Learning Survival Models with Right-Censored Reporting Delays
Yuta Shikuri, Hironori Fujisawa
TL;DR
This work tackles the challenge of learning survival models when reporting delays cause right-censoring of event observations, a common issue in insurance. It introduces a joint hazard framework for the time to accidents and their reporting delays, and proves estimator consistency by marginalizing over latent event statuses; an EM-based algorithm with Monte Carlo imputation makes the method practical. To handle administrative censoring in newly enrolled cohorts, the authors propose a two-stage estimation procedure that transfers information from a source domain without censoring, yielding consistent risk evaluations in the target domain.

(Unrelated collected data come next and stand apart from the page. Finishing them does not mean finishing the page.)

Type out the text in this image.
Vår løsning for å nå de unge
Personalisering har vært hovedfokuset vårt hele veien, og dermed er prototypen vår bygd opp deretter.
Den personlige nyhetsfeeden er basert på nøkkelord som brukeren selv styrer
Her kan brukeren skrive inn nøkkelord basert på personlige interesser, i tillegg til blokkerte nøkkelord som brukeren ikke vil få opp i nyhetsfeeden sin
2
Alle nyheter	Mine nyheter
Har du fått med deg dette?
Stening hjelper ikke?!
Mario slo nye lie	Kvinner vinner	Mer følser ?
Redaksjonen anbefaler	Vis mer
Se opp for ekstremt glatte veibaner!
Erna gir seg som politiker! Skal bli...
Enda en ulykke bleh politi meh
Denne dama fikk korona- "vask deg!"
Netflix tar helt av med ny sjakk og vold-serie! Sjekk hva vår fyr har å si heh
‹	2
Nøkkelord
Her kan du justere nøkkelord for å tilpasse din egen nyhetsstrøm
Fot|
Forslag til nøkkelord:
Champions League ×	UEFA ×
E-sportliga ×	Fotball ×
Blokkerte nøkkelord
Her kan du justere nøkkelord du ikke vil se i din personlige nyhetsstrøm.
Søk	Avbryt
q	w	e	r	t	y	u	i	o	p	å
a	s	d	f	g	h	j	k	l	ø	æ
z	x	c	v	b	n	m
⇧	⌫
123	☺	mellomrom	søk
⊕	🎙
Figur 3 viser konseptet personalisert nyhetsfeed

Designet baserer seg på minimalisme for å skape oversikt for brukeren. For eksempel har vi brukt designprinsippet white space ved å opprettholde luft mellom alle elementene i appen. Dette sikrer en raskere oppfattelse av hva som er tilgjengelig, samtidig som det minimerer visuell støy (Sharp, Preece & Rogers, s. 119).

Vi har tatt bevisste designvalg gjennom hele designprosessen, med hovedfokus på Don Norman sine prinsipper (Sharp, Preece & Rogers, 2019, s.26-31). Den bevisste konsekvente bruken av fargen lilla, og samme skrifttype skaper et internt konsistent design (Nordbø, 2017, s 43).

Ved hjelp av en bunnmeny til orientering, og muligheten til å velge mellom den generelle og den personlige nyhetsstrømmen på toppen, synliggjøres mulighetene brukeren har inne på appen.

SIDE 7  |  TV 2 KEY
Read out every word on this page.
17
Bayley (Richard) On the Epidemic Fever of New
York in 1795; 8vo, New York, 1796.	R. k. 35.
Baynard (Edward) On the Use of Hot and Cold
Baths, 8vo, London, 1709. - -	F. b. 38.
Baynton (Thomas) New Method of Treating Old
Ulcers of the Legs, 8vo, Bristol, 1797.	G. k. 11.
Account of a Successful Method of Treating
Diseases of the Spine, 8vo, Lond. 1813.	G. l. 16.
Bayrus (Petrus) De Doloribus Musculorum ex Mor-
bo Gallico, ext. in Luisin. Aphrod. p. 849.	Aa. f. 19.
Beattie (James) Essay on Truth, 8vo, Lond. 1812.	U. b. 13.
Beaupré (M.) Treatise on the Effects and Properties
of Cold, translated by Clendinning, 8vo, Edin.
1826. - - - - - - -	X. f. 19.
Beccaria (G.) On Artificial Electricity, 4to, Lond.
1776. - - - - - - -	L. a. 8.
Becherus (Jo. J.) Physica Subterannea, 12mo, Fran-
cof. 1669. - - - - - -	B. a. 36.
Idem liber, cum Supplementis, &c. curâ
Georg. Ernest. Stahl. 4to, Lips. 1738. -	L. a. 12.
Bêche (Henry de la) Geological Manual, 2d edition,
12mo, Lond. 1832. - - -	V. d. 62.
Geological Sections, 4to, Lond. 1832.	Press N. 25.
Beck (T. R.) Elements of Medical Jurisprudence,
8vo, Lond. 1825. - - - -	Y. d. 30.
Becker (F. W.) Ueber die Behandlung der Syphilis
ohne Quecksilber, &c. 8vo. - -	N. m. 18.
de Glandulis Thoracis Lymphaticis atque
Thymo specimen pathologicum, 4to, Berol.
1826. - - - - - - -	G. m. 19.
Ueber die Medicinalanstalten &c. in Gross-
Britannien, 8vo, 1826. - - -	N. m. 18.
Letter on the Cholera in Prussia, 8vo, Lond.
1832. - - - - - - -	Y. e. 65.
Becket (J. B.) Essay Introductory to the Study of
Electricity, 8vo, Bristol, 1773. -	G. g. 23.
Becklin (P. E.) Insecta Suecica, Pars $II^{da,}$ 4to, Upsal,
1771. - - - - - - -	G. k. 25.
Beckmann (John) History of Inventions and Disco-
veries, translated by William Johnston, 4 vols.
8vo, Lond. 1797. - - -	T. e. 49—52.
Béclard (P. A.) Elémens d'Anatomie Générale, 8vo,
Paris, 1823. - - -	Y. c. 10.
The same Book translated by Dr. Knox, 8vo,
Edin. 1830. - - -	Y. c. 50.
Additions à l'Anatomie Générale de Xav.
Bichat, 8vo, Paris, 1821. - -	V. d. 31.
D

Empirical results in toy and real insurance datasets demonstrate improved timeliness and accuracy of risk assessment for recently enrolled cohorts. The approach offers a rigorous, transferable, and computationally feasible path to timely, individualized risk estimation under complex censoring scenarios.
Abstract
Survival analysis is a statistical technique used to estimate the time until an event occurs. Although it is applied across a wide range of fields, adjusting for reporting delays under practical constraints remains a significant challenge in the insurance industry. Such delays render event occurrences unobservable when their reports are subject to right censoring. This issue becomes particularly critical when estimating hazard rates for newly enrolled cohorts with limited follow-up due to administrative censoring. Our study addresses this challenge by jointly modeling the parametric hazard functions of event occurrences and report timings. The joint probability distribution is marginalized over the latent event occurrence status. We construct an estimator for the proposed survival model and establish its asymptotic consistency. Furthermore, we develop an expectation-maximization algorithm to compute its estimates. Using these findings, we propose a two-stage estimation procedure based on a parametric proportional hazards model to evaluate observations subject to administrative censoring. Experimental results demonstrate that our method effectively improves the timeliness of risk evaluation for newly enrolled cohorts.